The unifying theme in the life of Guru Gobind Singh was confrontation with the Mughals, which culminated in a struggle for political power. This fact is brought into sharp focus when we consider the Guru’s life and legacy simultaneously in the contexts of the Mughal Empire, its feudatory states in the hills, and the Sikh movement. The creation of the Khalsa in 1699 as a political community with the aspiration to rule made conciliation or compromise with the Mughal state almost impossible. Their long struggle ended eventually in the declaration of Khalsa Raj in 1765.
Using contemporary and near contemporary sources in Gurmukhi, Persian, and English, J.S. Grewal presents a comprehensive study of this era of Sikh history. The volume elaborates on the life and legacy of Guru Gobind Singh and explores the ideological background of the institution of the Khalsa and its larger political context. Grewal, however, emphasizes that the legacy of the Khalsa was also social and cultural. This authoritative volume on the tenth Guru is a significant addition to the field of Sikh studies.
J.S. Grewal is former professor and vice chancellor of Guru Nanak Dev University, Amritsar. Until recently, he was Professor of Eminence at the Punjabi University, Patiala, India.

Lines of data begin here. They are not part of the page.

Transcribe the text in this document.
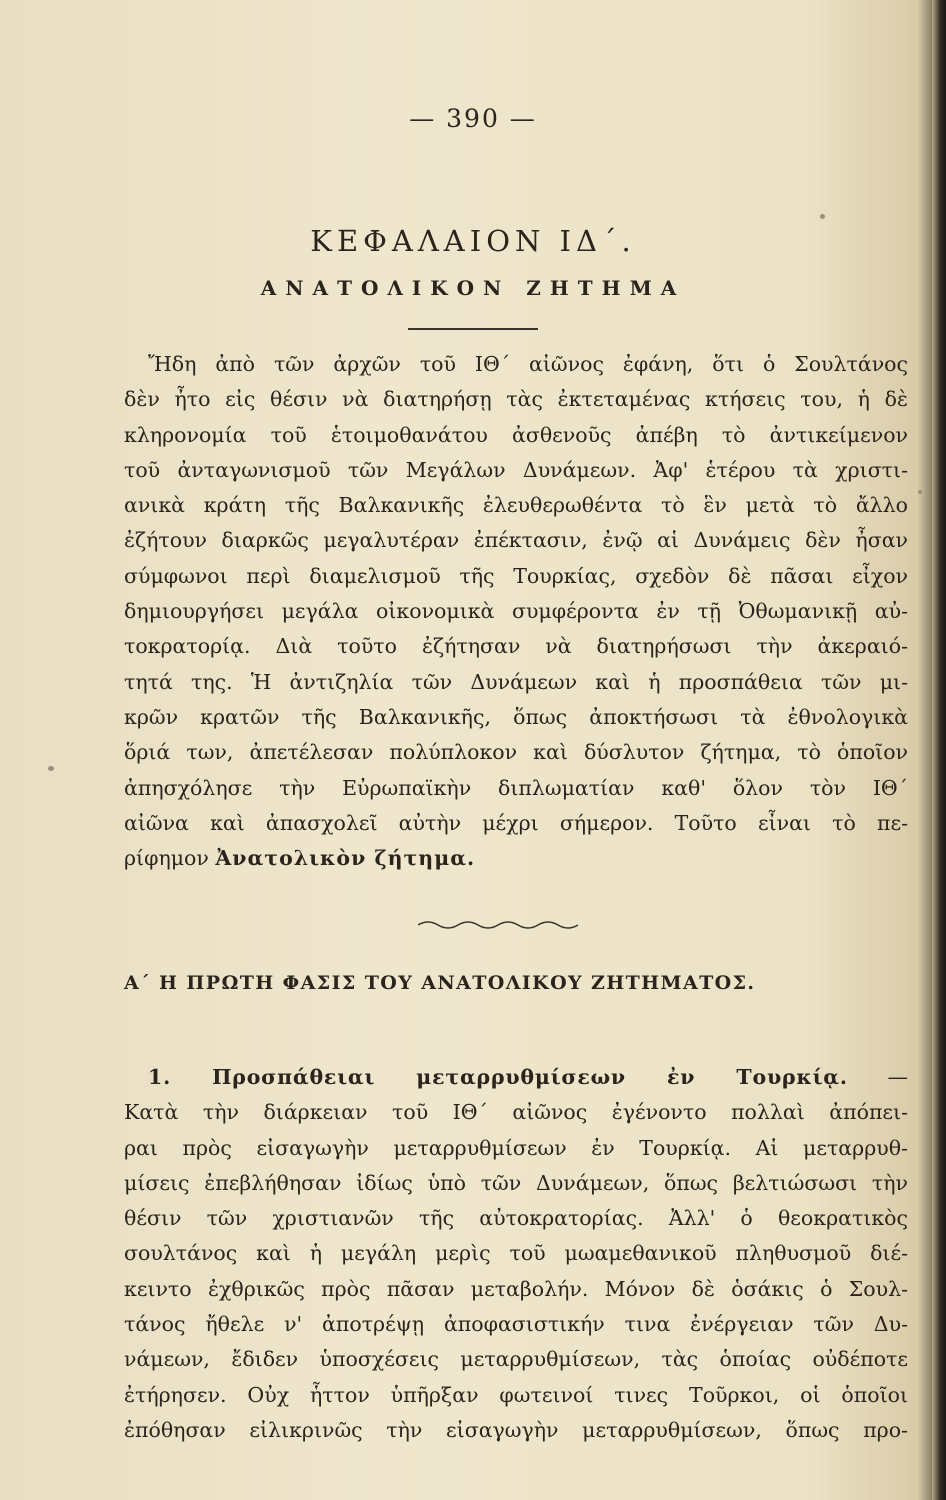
— 390 —
ΚΕΦΑΛΑΙΟΝ ΙΔ΄.
ΑΝΑΤΟΛΙΚΟΝ ΖΗΤΗΜΑ
Ἤδη ἀπὸ τῶν ἀρχῶν τοῦ ΙΘ΄ αἰῶνος ἐφάνη, ὅτι ὁ Σουλτάνος
δὲν ἦτο εἰς θέσιν νὰ διατηρήσῃ τὰς ἐκτεταμένας κτήσεις του, ἡ δὲ
κληρονομία τοῦ ἑτοιμοθανάτου ἀσθενοῦς ἀπέβη τὸ ἀντικείμενον
τοῦ ἀνταγωνισμοῦ τῶν Μεγάλων Δυνάμεων. Ἀφ' ἑτέρου τὰ χριστι-
ανικὰ κράτη τῆς Βαλκανικῆς ἐλευθερωθέντα τὸ ἓν μετὰ τὸ ἄλλο
ἐζήτουν διαρκῶς μεγαλυτέραν ἐπέκτασιν, ἐνῷ αἱ Δυνάμεις δὲν ἦσαν
σύμφωνοι περὶ διαμελισμοῦ τῆς Τουρκίας, σχεδὸν δὲ πᾶσαι εἶχον
δημιουργήσει μεγάλα οἰκονομικὰ συμφέροντα ἐν τῇ Ὀθωμανικῇ αὐ-
τοκρατορίᾳ. Διὰ τοῦτο ἐζήτησαν νὰ διατηρήσωσι τὴν ἀκεραιό-
τητά της. Ἡ ἀντιζηλία τῶν Δυνάμεων καὶ ἡ προσπάθεια τῶν μι-
κρῶν κρατῶν τῆς Βαλκανικῆς, ὅπως ἀποκτήσωσι τὰ ἐθνολογικὰ
ὅριά των, ἀπετέλεσαν πολύπλοκον καὶ δύσλυτον ζήτημα, τὸ ὁποῖον
ἀπησχόλησε τὴν Εὐρωπαϊκὴν διπλωματίαν καθ' ὅλον τὸν ΙΘ΄
αἰῶνα καὶ ἀπασχολεῖ αὐτὴν μέχρι σήμερον. Τοῦτο εἶναι τὸ πε-
ρίφημον Ἀνατολικὸν ζήτημα.
Α΄ Η ΠΡΩΤΗ ΦΑΣΙΣ ΤΟΥ ΑΝΑΤΟΛΙΚΟΥ ΖΗΤΗΜΑΤΟΣ.
1. Προσπάθειαι μεταρρυθμίσεων ἐν Τουρκίᾳ. —
Κατὰ τὴν διάρκειαν τοῦ ΙΘ΄ αἰῶνος ἐγένοντο πολλαὶ ἀπόπει-
ραι πρὸς εἰσαγωγὴν μεταρρυθμίσεων ἐν Τουρκίᾳ. Αἱ μεταρρυθ-
μίσεις ἐπεβλήθησαν ἰδίως ὑπὸ τῶν Δυνάμεων, ὅπως βελτιώσωσι τὴν
θέσιν τῶν χριστιανῶν τῆς αὐτοκρατορίας. Ἀλλ' ὁ θεοκρατικὸς
σουλτάνος καὶ ἡ μεγάλη μερὶς τοῦ μωαμεθανικοῦ πληθυσμοῦ διέ-
κειντο ἐχθρικῶς πρὸς πᾶσαν μεταβολήν. Μόνον δὲ ὁσάκις ὁ Σουλ-
τάνος ἤθελε ν' ἀποτρέψῃ ἀποφασιστικήν τινα ἐνέργειαν τῶν Δυ-
νάμεων, ἔδιδεν ὑποσχέσεις μεταρρυθμίσεων, τὰς ὁποίας οὐδέποτε
ἐτήρησεν. Οὐχ ἧττον ὑπῆρξαν φωτεινοί τινες Τοῦρκοι, οἱ ὁποῖοι
ἐπόθησαν εἰλικρινῶς τὴν εἰσαγωγὴν μεταρρυθμίσεων, ὅπως προ-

In celebration of the tercentenary of Guru Gobind Singh's birth, I wrote (jointly with S. S. Bal) a biographical study of Guru Gobind Singh for the Panjab University. It was published in 1967, and reprinted in 1987. Three other biographies of Guru Gobind Singh were published in 1965-7. But none of them gave references to the sources used for the statements made in the text. Historians of a new generation have referred to our biographical study as an 'authoritative' and a 'seminal' work. The present study is distinguished by the use of contemporary and near contemporary sources in Gurmukhi, Persian, and English as much as its widened scope.

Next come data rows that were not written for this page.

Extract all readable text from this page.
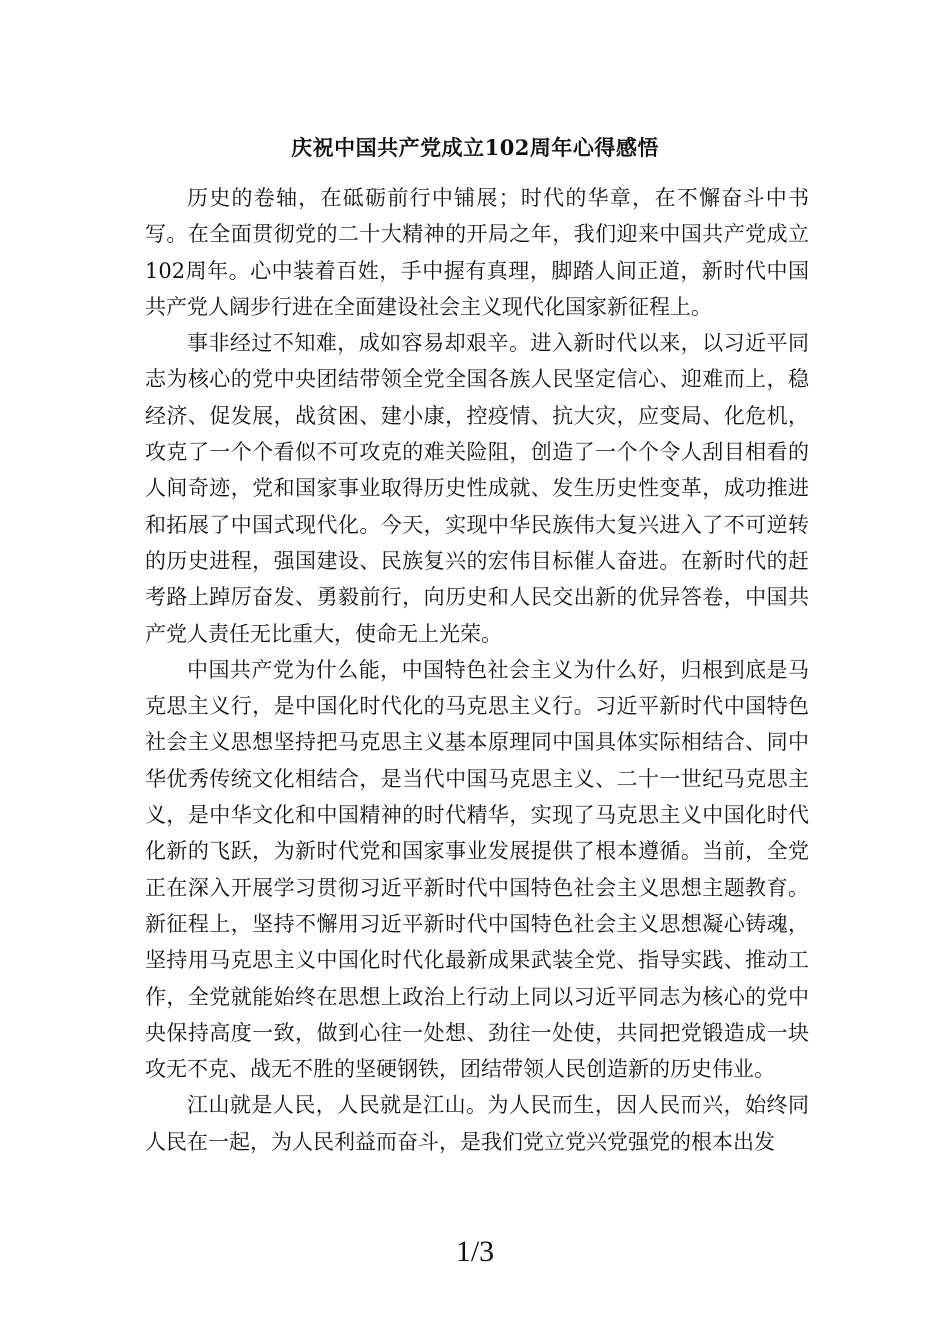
庆祝中国共产党成立102周年心得感悟

历史的卷轴，在砥砺前行中铺展；时代的华章，在不懈奋斗中书写。在全面贯彻党的二十大精神的开局之年，我们迎来中国共产党成立102周年。心中装着百姓，手中握有真理，脚踏人间正道，新时代中国共产党人阔步行进在全面建设社会主义现代化国家新征程上。

事非经过不知难，成如容易却艰辛。进入新时代以来，以习近平同志为核心的党中央团结带领全党全国各族人民坚定信心、迎难而上，稳经济、促发展，战贫困、建小康，控疫情、抗大灾，应变局、化危机，攻克了一个个看似不可攻克的难关险阻，创造了一个个令人刮目相看的人间奇迹，党和国家事业取得历史性成就、发生历史性变革，成功推进和拓展了中国式现代化。今天，实现中华民族伟大复兴进入了不可逆转的历史进程，强国建设、民族复兴的宏伟目标催人奋进。在新时代的赶考路上踔厉奋发、勇毅前行，向历史和人民交出新的优异答卷，中国共产党人责任无比重大，使命无上光荣。

中国共产党为什么能，中国特色社会主义为什么好，归根到底是马克思主义行，是中国化时代化的马克思主义行。习近平新时代中国特色社会主义思想坚持把马克思主义基本原理同中国具体实际相结合、同中华优秀传统文化相结合，是当代中国马克思主义、二十一世纪马克思主义，是中华文化和中国精神的时代精华，实现了马克思主义中国化时代化新的飞跃，为新时代党和国家事业发展提供了根本遵循。当前，全党正在深入开展学习贯彻习近平新时代中国特色社会主义思想主题教育。新征程上，坚持不懈用习近平新时代中国特色社会主义思想凝心铸魂，坚持用马克思主义中国化时代化最新成果武装全党、指导实践、推动工作，全党就能始终在思想上政治上行动上同以习近平同志为核心的党中央保持高度一致，做到心往一处想、劲往一处使，共同把党锻造成一块攻无不克、战无不胜的坚硬钢铁，团结带领人民创造新的历史伟业。

江山就是人民，人民就是江山。为人民而生，因人民而兴，始终同人民在一起，为人民利益而奋斗，是我们党立党兴党强党的根本出发

1/3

This study has 12 chapters placed in four parts. The first part has two chapters. The first relates in a way to historio-graphical context, highlighting new perspectives on issues and sources which have emerged in the past few decades. The second chapter outlines the context provided by the Mughal state for developments related to the Sikh Panth. Far from being an inert framework, the Mughal state was an active agency for shaping events.
The second part too has two chapters on the pre-Khalsa decades. Chapter 3 relates to the early life and the first decade of Guru Gobind Singh's Guruship and chapter 4 deals with his political activity from 1685 to 1698. The third part has three chapters. Chapters 5 and 6 relate to the literary activity at the court of Guru Gobind Singh from 1685 to 1698, and the social and political import of courtly literature. The institution of the Khalsa, the most momentous event of Guru Gobind Singh's life, forms the subject of chapter 6.
The fourth part has 5 chapters. Escalation of conflict between the Mughal authorities and Guru Gobind Singh, resulting in the evacuation of Anandpur, is the subject of chapter 8. In chapters 9 and 10, Guru Gobind Singh negotiates a peaceful settlement with Aurangzeb and Bahadur Shah. On the failure of negotiations, Banda was commissioned as a Singh to lead the Khalsa Singhs in revolt against the Mughal state in a bid for Khalsa Raj. In chapter 11, Guru Gobind Singh enunciates the last commandment of his life, the vesting of Guruship in the Granth and the Panth. The political, social, and cultural legacies of Guru Gobind Singh are discussed in chapter 12.
A number of controversial themes have been discussed in short appendices: (a) Khalsa identity in a recent study of the Sikh warrior tradition; (b) Ani Rai's Jangnama; (c) Guru Gobind Singh's speech on the Baisakhi of 1699; (d) Koer Singh's Gurbilas; (e) Bhai Nand Lal's homage to the Sikh Gurus; (f) Signification of the term 'Khalsa'; (g) Perspectives on the Zafarnama; (h) How to account for Guru Gobind Singh's presence near Bahadur Shah (1707-8); (i) Mata Sundari, Mata Sahib Devi, and the Khalsa Panth; and (j) Hanne Hanne Patshahi.
The sub-title of the book, 'Master of the White Hawk', is added with deference to its association with Guru Gobind Singh in popular Sikh art and lore. Incidentally, the Mughal emperor Akbar was also fond of the white hawk.
Working on this book, I have become indebted to a number of institutions and individuals. I may mention in particular Bhai Kahn Singh Nabha Library, Punjabi University, Patiala; the Library of its Department of Punjab Historical Studies; A. C. Joshi Library, Panjab University, Chandigarh; Bhai Gurdas Library, Guru Nanak Dev University, Amritsar; and Sikh History Research Library, Khalsa College, Amritsar. Among the persons who have been helpful throughout this work, I would like to mention Professor Indu Banga, Dr Karamjit K. Malhotra, Professor Sheena Pall, and Professor Reeta Grewal (my daughter). Without their sustained interest and active support, the book would not have been completed. I am grateful to them.
I am thankful to Komal for typing out several drafts of the book with diligence and care.
It has been a pleasure to work with the OUP team. I appreciate their professional concern.